Yeigh presented the awards Friday at a reception following the Undergraduate Research and Creative Practice Symposium at the Activities and Recreation Center.
The mentor award goes to faculty members who exemplify UW Bothell’s commitment to undergraduate research education. The award winners are nominated by students, faculty or staff. Each receives $2,000 to further their research.
"Part of the reason I wanted to come to University of Washington Bothell is I find undergraduate research extremely important," said Lagesse an assistant professor in the School of School of Science, Technology, Engineering and Mathematics, Computing and Software Systems Division.
An expert in cyber security, he engages students in his research on security in wireless communication systems, secure machine learning, secure electronic voting and cyber security education. He had his 15-month-old daughter Keira with him to help accept the award.

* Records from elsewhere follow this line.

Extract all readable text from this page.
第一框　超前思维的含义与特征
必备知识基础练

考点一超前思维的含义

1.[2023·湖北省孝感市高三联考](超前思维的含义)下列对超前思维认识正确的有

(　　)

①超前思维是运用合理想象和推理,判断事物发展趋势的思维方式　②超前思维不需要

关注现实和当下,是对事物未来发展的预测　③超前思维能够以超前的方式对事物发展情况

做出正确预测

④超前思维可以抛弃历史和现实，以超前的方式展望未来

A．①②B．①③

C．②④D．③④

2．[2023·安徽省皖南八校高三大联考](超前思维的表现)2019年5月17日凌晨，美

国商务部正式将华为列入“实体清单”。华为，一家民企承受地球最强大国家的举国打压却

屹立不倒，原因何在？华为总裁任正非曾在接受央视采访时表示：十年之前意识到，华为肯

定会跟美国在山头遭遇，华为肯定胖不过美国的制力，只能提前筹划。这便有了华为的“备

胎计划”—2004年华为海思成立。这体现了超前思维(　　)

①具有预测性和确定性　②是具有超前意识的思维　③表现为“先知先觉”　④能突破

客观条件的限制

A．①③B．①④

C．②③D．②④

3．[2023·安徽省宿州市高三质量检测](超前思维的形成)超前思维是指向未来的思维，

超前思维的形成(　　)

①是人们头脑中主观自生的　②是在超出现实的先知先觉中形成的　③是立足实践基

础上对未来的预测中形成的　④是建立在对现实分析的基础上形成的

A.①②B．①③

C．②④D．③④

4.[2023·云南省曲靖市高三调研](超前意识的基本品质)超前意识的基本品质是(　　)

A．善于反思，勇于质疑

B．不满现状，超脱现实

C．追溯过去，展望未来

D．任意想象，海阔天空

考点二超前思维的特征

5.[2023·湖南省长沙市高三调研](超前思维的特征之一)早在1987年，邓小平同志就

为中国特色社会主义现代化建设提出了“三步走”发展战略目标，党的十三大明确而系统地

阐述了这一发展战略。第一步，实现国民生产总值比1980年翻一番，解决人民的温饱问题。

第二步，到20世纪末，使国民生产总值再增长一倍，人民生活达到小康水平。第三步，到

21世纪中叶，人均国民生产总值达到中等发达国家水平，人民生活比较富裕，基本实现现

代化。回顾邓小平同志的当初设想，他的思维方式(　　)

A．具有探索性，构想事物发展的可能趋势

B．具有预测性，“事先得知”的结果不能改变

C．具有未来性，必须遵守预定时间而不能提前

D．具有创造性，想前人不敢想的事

"I'm so honored," said Shayne, a senior lecturer in the School of Interdisciplinary Arts and Sciences and faculty coordinator for gender, women and sexuality studies. "It means the world to me. It's my passion."
Shayne was named as an influential instructor by four of the five, UW Bothell students honored in the inaugural Husky 100, a tri-campus selection of students who demonstrate passion, leadership and commitment.

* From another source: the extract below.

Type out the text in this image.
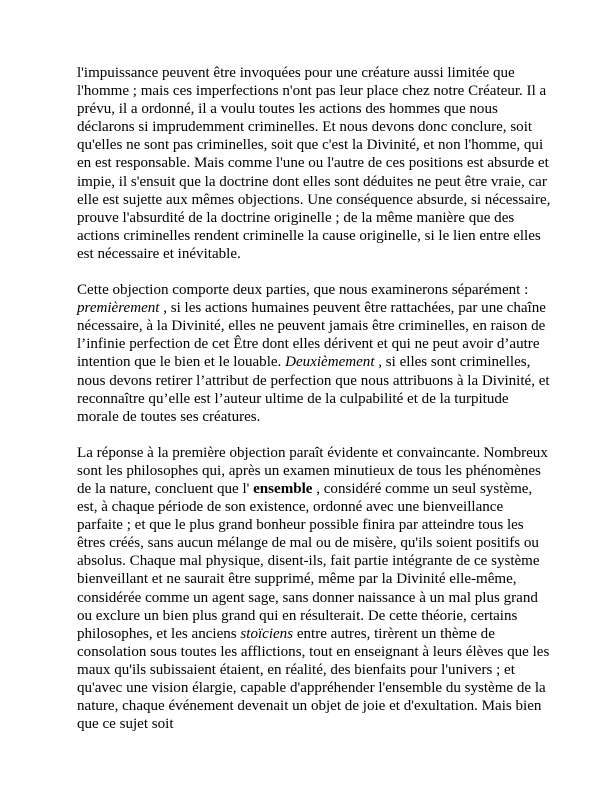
l'impuissance peuvent être invoquées pour une créature aussi limitée que l'homme ; mais ces imperfections n'ont pas leur place chez notre Créateur. Il a prévu, il a ordonné, il a voulu toutes les actions des hommes que nous déclarons si imprudemment criminelles. Et nous devons donc conclure, soit qu'elles ne sont pas criminelles, soit que c'est la Divinité, et non l'homme, qui en est responsable. Mais comme l'une ou l'autre de ces positions est absurde et impie, il s'ensuit que la doctrine dont elles sont déduites ne peut être vraie, car elle est sujette aux mêmes objections. Une conséquence absurde, si nécessaire, prouve l'absurdité de la doctrine originelle ; de la même manière que des actions criminelles rendent criminelle la cause originelle, si le lien entre elles est nécessaire et inévitable.

Cette objection comporte deux parties, que nous examinerons séparément : premièrement , si les actions humaines peuvent être rattachées, par une chaîne nécessaire, à la Divinité, elles ne peuvent jamais être criminelles, en raison de l’infinie perfection de cet Être dont elles dérivent et qui ne peut avoir d’autre intention que le bien et le louable. Deuxièmement , si elles sont criminelles, nous devons retirer l’attribut de perfection que nous attribuons à la Divinité, et reconnaître qu’elle est l’auteur ultime de la culpabilité et de la turpitude morale de toutes ses créatures.

La réponse à la première objection paraît évidente et convaincante. Nombreux sont les philosophes qui, après un examen minutieux de tous les phénomènes de la nature, concluent que l' ensemble , considéré comme un seul système, est, à chaque période de son existence, ordonné avec une bienveillance parfaite ; et que le plus grand bonheur possible finira par atteindre tous les êtres créés, sans aucun mélange de mal ou de misère, qu'ils soient positifs ou absolus. Chaque mal physique, disent-ils, fait partie intégrante de ce système bienveillant et ne saurait être supprimé, même par la Divinité elle-même, considérée comme un agent sage, sans donner naissance à un mal plus grand ou exclure un bien plus grand qui en résulterait. De cette théorie, certains philosophes, et les anciens stoïciens entre autres, tirèrent un thème de consolation sous toutes les afflictions, tout en enseignant à leurs élèves que les maux qu'ils subissaient étaient, en réalité, des bienfaits pour l'univers ; et qu'avec une vision élargie, capable d'appréhender l'ensemble du système de la nature, chaque événement devenait un objet de joie et d'exultation. Mais bien que ce sujet soit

Shayne wrote about her passion for mentoring undergrads in a blog post. Information about the Gender, Women & Sexuality Studies degree is detailed on its website.
The daylong symposium was a big event for dozens of undergraduate students sharing presentations and posters displaying their research and scholarship in all disciplines, including performing arts.
Photo: Bruno Ouattara presents prosthetic hand project. (Marc Studer photos)
The annual symposium is an exceptional learning experience and a celebration of the students’ hard work, says Charlotte Rasmussen, director of undergraduate research.
Experiential learning is the hallmark of the University of Washington experience, said Chancellor Yeigh.